Solar panels on the roof of a passive solar house can also provide both warm water and electricity, so this may be a useful option.

Wind may be another option. While most likely used to generate electricity (which of course may be used to heat underground cables, for example) it’s less likely to be suitable purely for heating greenhouses. And again, selection of a windy enough location is critical.

Perhaps a simple option is to use multiple greenhouse layers, as per Eliot Coleman’s technique at Four Season Farm in Maine. Using low poly-tunnels to cover crops within a larger poly-house, Coleman says each layer of plastic cover equates to “moving” the crop 500 miles south in terms of warmth units. Yeah, OK…but it’s not going to provide sweet cherry tomatoes in quantity in Ontario in February.

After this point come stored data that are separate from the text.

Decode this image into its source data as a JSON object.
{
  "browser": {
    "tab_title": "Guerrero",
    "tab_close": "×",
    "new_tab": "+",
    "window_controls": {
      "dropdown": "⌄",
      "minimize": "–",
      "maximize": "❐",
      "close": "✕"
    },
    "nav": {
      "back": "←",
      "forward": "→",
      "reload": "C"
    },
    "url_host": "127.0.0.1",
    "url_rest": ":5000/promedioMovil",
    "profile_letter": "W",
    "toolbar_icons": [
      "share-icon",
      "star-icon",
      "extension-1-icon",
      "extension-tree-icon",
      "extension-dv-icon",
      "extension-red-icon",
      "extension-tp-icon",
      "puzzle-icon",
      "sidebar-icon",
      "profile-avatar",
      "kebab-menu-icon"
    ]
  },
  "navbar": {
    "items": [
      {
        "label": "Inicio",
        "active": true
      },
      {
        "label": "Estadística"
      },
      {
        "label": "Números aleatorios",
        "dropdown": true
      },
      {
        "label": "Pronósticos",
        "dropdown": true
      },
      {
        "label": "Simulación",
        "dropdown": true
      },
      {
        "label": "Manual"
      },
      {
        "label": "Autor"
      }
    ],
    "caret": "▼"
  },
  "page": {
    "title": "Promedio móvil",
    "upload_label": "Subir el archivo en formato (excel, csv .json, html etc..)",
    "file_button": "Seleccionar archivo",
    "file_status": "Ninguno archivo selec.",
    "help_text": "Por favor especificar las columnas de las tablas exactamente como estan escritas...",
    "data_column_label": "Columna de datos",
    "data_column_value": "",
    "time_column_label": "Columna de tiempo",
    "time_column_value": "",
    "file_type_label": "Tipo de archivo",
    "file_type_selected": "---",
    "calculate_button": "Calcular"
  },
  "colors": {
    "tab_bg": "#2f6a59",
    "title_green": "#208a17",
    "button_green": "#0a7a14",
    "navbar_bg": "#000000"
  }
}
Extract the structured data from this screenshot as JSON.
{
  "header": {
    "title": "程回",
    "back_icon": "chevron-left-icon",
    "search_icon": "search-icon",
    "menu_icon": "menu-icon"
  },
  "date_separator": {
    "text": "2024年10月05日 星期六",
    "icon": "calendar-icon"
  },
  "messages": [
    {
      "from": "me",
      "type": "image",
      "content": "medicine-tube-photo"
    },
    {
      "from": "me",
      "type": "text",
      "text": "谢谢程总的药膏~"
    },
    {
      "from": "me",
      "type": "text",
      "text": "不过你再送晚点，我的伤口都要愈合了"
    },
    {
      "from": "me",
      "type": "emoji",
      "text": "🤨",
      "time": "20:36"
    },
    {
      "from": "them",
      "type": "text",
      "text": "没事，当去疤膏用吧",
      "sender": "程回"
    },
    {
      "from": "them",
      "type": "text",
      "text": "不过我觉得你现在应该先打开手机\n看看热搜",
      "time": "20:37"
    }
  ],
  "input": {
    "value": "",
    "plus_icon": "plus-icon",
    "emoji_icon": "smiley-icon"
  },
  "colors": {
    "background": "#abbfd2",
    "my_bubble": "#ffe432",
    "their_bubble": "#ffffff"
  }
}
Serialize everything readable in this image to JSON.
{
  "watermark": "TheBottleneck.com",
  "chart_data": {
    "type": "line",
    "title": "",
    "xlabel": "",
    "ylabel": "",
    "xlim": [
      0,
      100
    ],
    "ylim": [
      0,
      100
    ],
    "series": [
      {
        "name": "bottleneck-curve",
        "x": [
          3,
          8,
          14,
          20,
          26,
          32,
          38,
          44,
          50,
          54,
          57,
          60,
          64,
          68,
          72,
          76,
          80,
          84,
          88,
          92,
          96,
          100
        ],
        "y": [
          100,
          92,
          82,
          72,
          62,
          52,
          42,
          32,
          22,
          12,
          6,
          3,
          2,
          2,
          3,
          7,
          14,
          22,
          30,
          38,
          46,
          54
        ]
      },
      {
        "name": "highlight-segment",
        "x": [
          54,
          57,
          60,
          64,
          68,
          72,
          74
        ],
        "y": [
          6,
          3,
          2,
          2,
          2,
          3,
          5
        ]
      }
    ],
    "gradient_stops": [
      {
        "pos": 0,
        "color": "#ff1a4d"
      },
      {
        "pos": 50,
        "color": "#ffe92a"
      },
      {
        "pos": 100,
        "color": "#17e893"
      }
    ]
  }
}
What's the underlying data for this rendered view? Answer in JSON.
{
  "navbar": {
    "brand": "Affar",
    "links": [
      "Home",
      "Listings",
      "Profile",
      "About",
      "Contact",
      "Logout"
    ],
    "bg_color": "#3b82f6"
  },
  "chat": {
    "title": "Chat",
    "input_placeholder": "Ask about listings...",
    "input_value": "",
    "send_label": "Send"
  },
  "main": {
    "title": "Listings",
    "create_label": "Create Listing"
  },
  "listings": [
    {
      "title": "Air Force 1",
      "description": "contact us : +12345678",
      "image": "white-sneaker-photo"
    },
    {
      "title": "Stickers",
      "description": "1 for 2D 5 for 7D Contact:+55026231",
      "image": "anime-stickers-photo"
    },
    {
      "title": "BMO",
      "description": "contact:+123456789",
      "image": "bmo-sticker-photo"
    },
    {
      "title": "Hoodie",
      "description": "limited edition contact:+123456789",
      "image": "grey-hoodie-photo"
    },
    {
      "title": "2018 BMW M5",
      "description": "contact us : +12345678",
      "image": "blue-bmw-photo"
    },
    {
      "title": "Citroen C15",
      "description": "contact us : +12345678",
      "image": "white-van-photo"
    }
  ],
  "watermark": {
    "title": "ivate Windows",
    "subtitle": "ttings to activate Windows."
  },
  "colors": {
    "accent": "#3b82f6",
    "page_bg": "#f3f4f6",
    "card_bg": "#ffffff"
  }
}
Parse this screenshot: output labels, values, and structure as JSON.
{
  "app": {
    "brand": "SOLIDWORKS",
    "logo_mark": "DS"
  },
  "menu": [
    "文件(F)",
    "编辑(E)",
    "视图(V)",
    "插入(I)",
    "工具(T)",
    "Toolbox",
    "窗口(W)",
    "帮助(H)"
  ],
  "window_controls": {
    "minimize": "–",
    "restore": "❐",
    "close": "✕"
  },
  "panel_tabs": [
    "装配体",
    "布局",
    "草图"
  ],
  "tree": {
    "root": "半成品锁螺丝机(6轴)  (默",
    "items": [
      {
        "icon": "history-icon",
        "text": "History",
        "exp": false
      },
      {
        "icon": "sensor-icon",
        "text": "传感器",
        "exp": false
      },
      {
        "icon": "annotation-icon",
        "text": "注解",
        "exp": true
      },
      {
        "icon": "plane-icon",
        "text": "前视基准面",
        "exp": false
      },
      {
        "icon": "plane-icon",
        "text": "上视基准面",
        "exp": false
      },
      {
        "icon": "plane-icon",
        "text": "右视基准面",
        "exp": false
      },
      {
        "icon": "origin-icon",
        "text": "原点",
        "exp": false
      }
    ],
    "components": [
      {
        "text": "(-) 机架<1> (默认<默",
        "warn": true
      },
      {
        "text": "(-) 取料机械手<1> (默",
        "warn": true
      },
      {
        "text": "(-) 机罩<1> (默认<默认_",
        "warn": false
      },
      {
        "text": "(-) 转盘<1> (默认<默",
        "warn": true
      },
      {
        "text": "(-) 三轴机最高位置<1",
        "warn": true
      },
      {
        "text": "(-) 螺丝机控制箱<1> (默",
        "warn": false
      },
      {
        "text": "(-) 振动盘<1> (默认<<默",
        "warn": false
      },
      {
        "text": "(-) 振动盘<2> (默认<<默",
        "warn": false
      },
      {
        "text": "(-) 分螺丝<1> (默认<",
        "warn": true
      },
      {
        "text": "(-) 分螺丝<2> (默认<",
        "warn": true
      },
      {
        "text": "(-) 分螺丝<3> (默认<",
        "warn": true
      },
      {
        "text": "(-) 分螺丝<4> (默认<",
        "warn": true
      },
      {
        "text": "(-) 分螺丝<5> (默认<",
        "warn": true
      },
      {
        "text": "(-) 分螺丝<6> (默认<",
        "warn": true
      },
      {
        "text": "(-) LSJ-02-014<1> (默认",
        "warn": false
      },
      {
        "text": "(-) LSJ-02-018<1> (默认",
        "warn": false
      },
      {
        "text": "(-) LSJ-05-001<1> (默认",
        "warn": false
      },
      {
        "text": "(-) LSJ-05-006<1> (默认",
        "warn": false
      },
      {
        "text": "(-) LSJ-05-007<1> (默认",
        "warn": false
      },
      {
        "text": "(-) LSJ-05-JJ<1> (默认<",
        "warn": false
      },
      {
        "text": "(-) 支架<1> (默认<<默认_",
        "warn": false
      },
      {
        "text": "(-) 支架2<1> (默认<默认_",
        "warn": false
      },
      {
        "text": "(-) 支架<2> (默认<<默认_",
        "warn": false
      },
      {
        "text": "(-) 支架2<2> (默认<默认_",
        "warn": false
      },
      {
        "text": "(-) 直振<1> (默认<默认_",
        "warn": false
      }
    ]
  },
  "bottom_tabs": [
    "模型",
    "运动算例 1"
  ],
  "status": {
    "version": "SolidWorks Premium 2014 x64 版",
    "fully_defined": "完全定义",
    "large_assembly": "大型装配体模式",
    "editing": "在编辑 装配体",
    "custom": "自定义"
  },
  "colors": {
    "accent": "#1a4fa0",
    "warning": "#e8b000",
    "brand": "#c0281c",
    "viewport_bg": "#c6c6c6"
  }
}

Perhaps we shouldn’t look for a silver bullet, a one-size-fits-all solution. But maybe we could consider a mix of all options (which is what passive solar greenhouse designers are doing). After all, this superficial review has revealed around 20 options.

Or, perhaps, the future is not to use a glasshouse at all. Perhaps the ubiquitous news items about “vertical” or “container” systems are not a coincidence? Having an insulated shell obviously reduces heat loss, so that’s not a bad thing.

Or, maybe, there is no one solution. Perhaps there is actually room for us all, if we are each conscious of our (carbon) energy use. Which is, after all, where we started this conversation.

  1. www.HortiDaily.com, March 16, 2016.